Luís Carlos Silva fala em “prestigiosa posição” que elege Cabo Verde como País mais livre de África, “uma conquista”, diz ele, “que merece reconhecimento, celebração e muita responsabilidade”.
Com uma pontuação de 92 em 100 possíveis, o Secretário Geral do MpD, assinalou que a FH elege Cabo Verde à frente de países de renome global. “Este feito não só nos enche de orgulho, mas também destaca o compromisso inabalável do nosso País com os princípios da liberdade, democracia e direitos humanos”, acentuou.

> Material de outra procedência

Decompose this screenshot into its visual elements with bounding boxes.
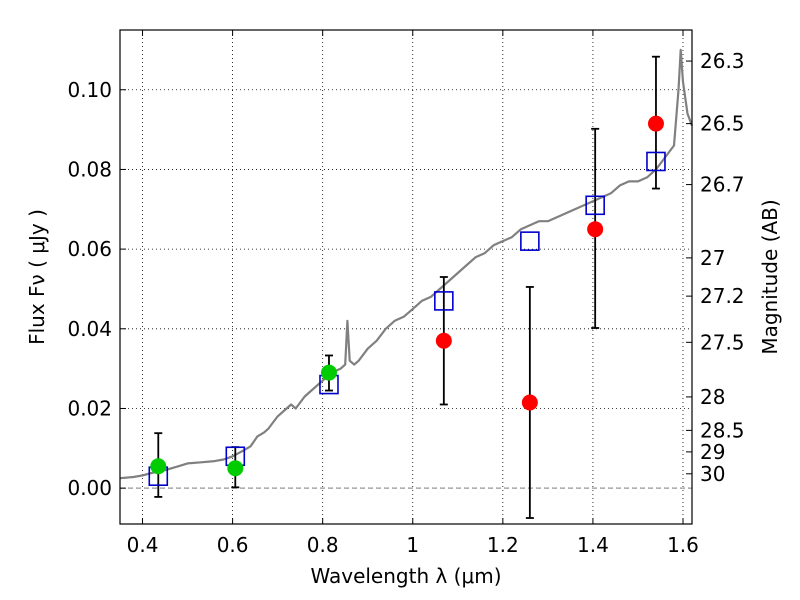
observed-point <box>521 394 538 411</box>
right-tick-label: 29 <box>700 440 725 464</box>
right-tick-label: 28.5 <box>700 418 745 442</box>
x-tick-label: 0.6 <box>217 533 249 557</box>
spectrum-layer <box>119 48 694 480</box>
observed-point <box>320 364 337 381</box>
x-axis-ticks: 0.4 0.6 0.8 1 1.2 1.4 1.6 <box>127 30 699 557</box>
y-axis-ticks: 0.00 0.02 0.04 0.06 0.08 0.10 <box>67 78 126 500</box>
y-tick-label: 0.04 <box>67 317 112 341</box>
y-tick-label: 0.10 <box>67 78 112 102</box>
right-tick-label: 26.7 <box>700 173 745 197</box>
x-axis-label: Wavelength λ (μm) <box>310 564 501 588</box>
y-tick-label: 0.08 <box>67 157 112 181</box>
square-layer <box>148 151 666 486</box>
right-tick-label: 27 <box>700 246 725 270</box>
right-tick-label: 30 <box>700 462 725 486</box>
y-axis-label: Flux Fν ( μJy ) <box>25 209 49 345</box>
right-tick-label: 26.5 <box>700 112 745 136</box>
right-tick-label: 28 <box>700 385 725 409</box>
observed-point <box>587 221 604 238</box>
right-tick-label: 27.2 <box>700 284 745 308</box>
x-tick-label: 1.4 <box>577 533 609 557</box>
right-tick-label: 27.5 <box>700 330 745 354</box>
circle-layer <box>150 115 664 477</box>
x-tick-label: 0.4 <box>127 533 159 557</box>
observed-point <box>227 460 244 477</box>
y-tick-label: 0.02 <box>67 396 112 420</box>
plot-frame <box>119 29 693 525</box>
observed-point <box>647 115 664 132</box>
model-square-point <box>585 195 605 216</box>
y-tick-label: 0.06 <box>67 237 112 261</box>
x-tick-label: 1 <box>406 533 419 557</box>
x-tick-label: 1.2 <box>487 533 519 557</box>
model-square-point <box>434 291 454 311</box>
observed-point <box>150 458 167 475</box>
model-square-point <box>646 151 666 172</box>
model-square-point <box>520 231 540 251</box>
right-axis-label: Magnitude (AB) <box>758 199 782 354</box>
right-tick-label: 26.3 <box>700 49 745 73</box>
x-tick-label: 0.8 <box>307 533 339 557</box>
spectrum-line <box>119 48 694 480</box>
observed-point <box>435 332 452 349</box>
y-tick-label: 0.00 <box>67 476 112 500</box>
x-tick-label: 1.6 <box>667 533 699 557</box>
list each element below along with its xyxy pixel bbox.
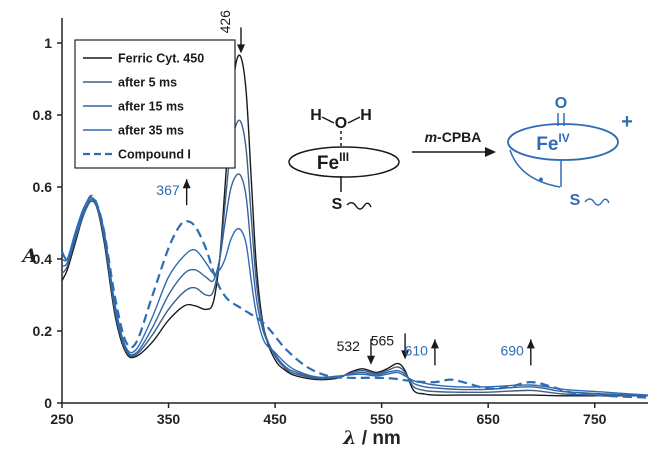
x-axis-symbol: λ <box>342 427 356 449</box>
peak-arrow-head <box>366 355 375 365</box>
x-tick-label: 350 <box>157 411 181 427</box>
iron-label-ferric: FeIII <box>317 150 349 174</box>
peak-label: 690 <box>500 342 524 358</box>
peak-label: 610 <box>405 342 429 358</box>
ferric-heme-structure: H O H FeIII S <box>288 107 400 213</box>
peak-label: 565 <box>371 332 395 348</box>
porphyrin-ring-compound-i <box>507 123 619 161</box>
series-line-3 <box>61 196 649 396</box>
radical-dot: • <box>539 171 544 187</box>
o-h-bond-right <box>347 116 361 124</box>
x-axis-unit: / nm <box>356 428 400 449</box>
legend-box <box>74 39 236 169</box>
reaction-scheme: H O H FeIII S m-CPBA O FeIV + <box>288 95 633 213</box>
legend-label: after 15 ms <box>118 100 184 114</box>
reagent-label: m-CPBA <box>425 129 482 145</box>
cysteine-wavy-bond-compound-i <box>584 198 610 206</box>
legend-label: after 5 ms <box>118 76 177 90</box>
x-tick-label: 550 <box>370 411 394 427</box>
radical-cation-charge: + <box>621 111 633 133</box>
axis-ticks: 250 350 450 550 650 750 0 0.2 0.4 0.6 0.8 1 <box>33 35 607 427</box>
oxidation-state-iii: III <box>339 150 349 164</box>
arrow-head <box>485 147 496 157</box>
oxo-oxygen: O <box>555 95 567 112</box>
legend-label: Ferric Cyt. 450 <box>118 52 204 66</box>
sulfur-label-compound-i: S <box>570 192 581 209</box>
peak-arrow-head <box>430 339 439 349</box>
reagent-suffix: -CPBA <box>437 129 481 145</box>
cysteine-wavy-bond-ferric <box>346 202 372 210</box>
peak-arrow-head <box>182 179 191 189</box>
x-axis-title: λ / nm <box>342 427 401 449</box>
x-tick-label: 650 <box>477 411 501 427</box>
peak-arrow-head <box>401 350 410 360</box>
water-hydrogen-left: H <box>310 107 322 124</box>
water-oxygen: O <box>335 115 347 132</box>
y-tick-label: 0 <box>44 395 52 411</box>
porphyrin-ring-ferric <box>288 146 400 178</box>
reaction-arrow: m-CPBA <box>412 129 496 157</box>
reagent-prefix: m <box>425 129 437 145</box>
legend-label: Compound I <box>118 148 191 162</box>
peak-annotations: 426 367 532 565 610 690 <box>156 10 535 366</box>
sulfur-label-ferric: S <box>332 196 343 213</box>
o-h-bond-left <box>321 116 335 124</box>
x-tick-label: 450 <box>263 411 287 427</box>
legend-label: after 35 ms <box>118 124 184 138</box>
oxidation-state-iv: IV <box>558 131 569 145</box>
iron-symbol-iv: Fe <box>536 134 558 155</box>
y-tick-label: 0.2 <box>33 323 53 339</box>
y-tick-label: 1 <box>44 35 52 51</box>
legend-items: Ferric Cyt. 450 after 5 ms after 15 ms afte… <box>83 52 204 162</box>
iron-label-compound-i: FeIV <box>536 131 570 155</box>
y-axis-title: A <box>21 245 38 267</box>
peak-label: 532 <box>337 338 361 354</box>
peak-arrow-head <box>236 44 245 54</box>
y-tick-label: 0.8 <box>33 107 53 123</box>
x-tick-label: 750 <box>583 411 607 427</box>
cysteine-ligand-curve <box>509 149 561 188</box>
series-line-4 <box>61 194 649 399</box>
iron-symbol: Fe <box>317 153 339 174</box>
x-tick-label: 250 <box>50 411 74 427</box>
peak-label: 426 <box>217 10 233 34</box>
legend: Ferric Cyt. 450 after 5 ms after 15 ms afte… <box>74 39 236 169</box>
water-hydrogen-right: H <box>360 107 372 124</box>
y-tick-label: 0.6 <box>33 179 53 195</box>
series-line-2 <box>61 173 649 397</box>
peak-arrow-head <box>526 339 535 349</box>
compound-i-structure: O FeIV + • S <box>507 95 633 209</box>
peak-label: 367 <box>156 182 180 198</box>
y-tick-label: 0.4 <box>33 251 53 267</box>
series-line-0 <box>61 54 648 397</box>
series-lines <box>61 54 649 399</box>
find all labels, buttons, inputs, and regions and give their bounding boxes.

Esta realização “não surge” do acaso, especialmente considerando o cenário global, “caraterizado por desafios significativos relacionados com o aumento de populismos, de extremismos, de eleições falhadas e, particularmente na nossa sub-região, de deposição de democracias por conflitos armados e golpes de Estado”, referiu LCS, que assinala o fato de o nosso País, ao contrário do que ocorre em muitos países e territórios, com um declínio na liberdade, Cabo Verde permanece como um “farol” de esperança e um exemplo de resiliência democrática.
“A posição de destaque de Cabo Verde não é apenas um motivo de celebração, é também um lembrete da importância de continuarmos a cuidar, proteger e aprimorar a nossa democracia”, enfatizou, destacando o fato de o Arquipélago ser parte de um “grupo restrito” de países considerados livres, “e isso exige um compromisso contínuo” com a promoção dos direitos humanos, da Justiça social e da participação cívica.
LCS aproveitou a ocasião para, em nome do MpD, expressar “profundo agradecimento” a todos os Cabo-verdianos “que, através de seu compromisso e dedicação, contribuíram para esta conquista notável”.
“Devemos continuar unidos na nossa determinação de construir um futuro ainda mais inclusivo, onde a liberdade e a Justiça sejam acessíveis a todos os cidadãos”, desejou, dizendo-se que o País e as autoridades estão “conscientes dos desafios que ainda enfrentamos e das responsabilidades que recaem sobre nós como Nação”.
“Ao olharmos para o futuro, fazemo-lo com otimismo e confiança, sabendo que, juntos, podemos superar qualquer obstáculo que se apresente no nosso caminho para um Cabo Verde ainda mais livre, justo e próspero”, considerou.